Jean-Charles ROCHET * Professeur de banque, GFRI (Geneva Finance Research Institute), Université de Genève ; membre, Toulouse School of Economics (TSE). Contact : jeancharles.rochet@gmail.com.

Ce numéro de la Revue d’économie financière (REF) est consacré au shadow banking, encore appelé « finance de l’ombre », « finance parallèle » ou « finance non régulée ». La première partie intitulée « Le shadow banking et autres exemples de la finance non réglementée » comprend six articles qui s’attachent à décrire ce phénomène, à le mesurer et à en analyser les causes.

D’abord, décrire le phénomène. Dans le premier article « Le shadow banking en Europe », Laurent Clerc (Banque de France) constate que le financement de l’activité économique a connu de profondes transformations au cours des deux décennies, avec une part grandissante des crédits au secteur privé distribués en dehors du secteur bancaire traditionnel. Dans le même temps, les banques sortaient de leurs bilans une part importante de leurs crédits tout en modifiant leurs structures de financement, en transférant le risque de crédit à des entités dédiées, appelées « conduits », special investment vehicles (SIV) ou special purpose vehicles (SPV) (fonds communs de créances). L’auteur retient comme définition du shadow banking celle proposée en 2011 par le Conseil de stabilité financière (CSF) : « l’intermédiation du crédit impliquant des entités ou des activités effectuées en dehors du système bancaire traditionnel ». Ces activités peuvent être ou non régulées. Si l’on retient la définition large du CSF, la taille du shadow banking européen était à la fin de 2011 de 22 000 Md€ pour la seule zone euro et près de 9 000 Md€ pour le Royaume-Uni. L’auteur présente de manière détaillée l’évolution quantitative du shadow banking dans le monde et en Europe entre 2005 et 2011 et l’hétérogénéité de ce secteur en Europe en s’appuyant sur deux exemples : les fonds monétaires et les sociétés financières.
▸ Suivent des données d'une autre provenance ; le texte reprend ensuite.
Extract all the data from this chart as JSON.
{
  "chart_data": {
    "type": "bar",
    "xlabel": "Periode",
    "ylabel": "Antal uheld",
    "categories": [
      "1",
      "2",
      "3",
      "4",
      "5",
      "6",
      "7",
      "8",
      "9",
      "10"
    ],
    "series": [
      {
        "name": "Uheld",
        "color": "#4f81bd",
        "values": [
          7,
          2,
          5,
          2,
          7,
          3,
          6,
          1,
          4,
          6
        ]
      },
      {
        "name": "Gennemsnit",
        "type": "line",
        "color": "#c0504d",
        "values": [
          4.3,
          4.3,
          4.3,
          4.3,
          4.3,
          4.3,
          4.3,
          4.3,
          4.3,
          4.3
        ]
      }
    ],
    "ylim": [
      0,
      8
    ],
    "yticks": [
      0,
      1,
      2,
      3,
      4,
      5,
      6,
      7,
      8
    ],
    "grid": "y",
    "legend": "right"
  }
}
L’article d’Axelle Arquié (Paris 1, Natixis) et Patrick Artus (Paris 1, Natixis) titré « Mesurer le système bancaire de l’ombre au sein de la zone euro : que sait la BCE ? » revient sur la définition du shadow banking et mesure son étendue à partir des statistiques de la Banque centrale européenne (BCE). Selon eux, le shadow banking est formé d’institutions financières ayant les cinq caractéristiques suivantes : elles font de l’intermédiation de crédit, elles sont peu ou pas régulées, elles ne bénéficient pas de garanties gouvernementales, elles ne reçoivent pas de dépôts du public, mais se financent sur le marché financier de gros, et, enfin, leur bilan est fortement affecté par les conditions du marché. À ce titre, elles regroupent des entités ad hoc qui réalisent des activités de transformation de liquidité ou d’échéances comme les SIV ou conduits, les fonds monétaires et autres fonds ou produits d’investissement qui présentent des caractéristiques de dépôts, les sociétés de financement et entités spécialisées dans les titres qui fournissent du crédit ou des garanties de crédit ou qui réalisent des opérations de transformation de liquidité et d’échéances sans être réglementées comme les banques, enfin les entreprises d’assurances ou de réassurances qui émettent ou garantissent des produits de crédit. À partir de statistiques incomplètes de la BCE, les auteurs estiment que les actifs de l’ensemble de ces activités se sont élevés dans la zone euro à près de 10 000 Md€ à la fin du deuxième trimestre 2012, ce qui représentait 23 % de l’ensemble des actifs du secteur bancaire traditionnel et du shadow banking.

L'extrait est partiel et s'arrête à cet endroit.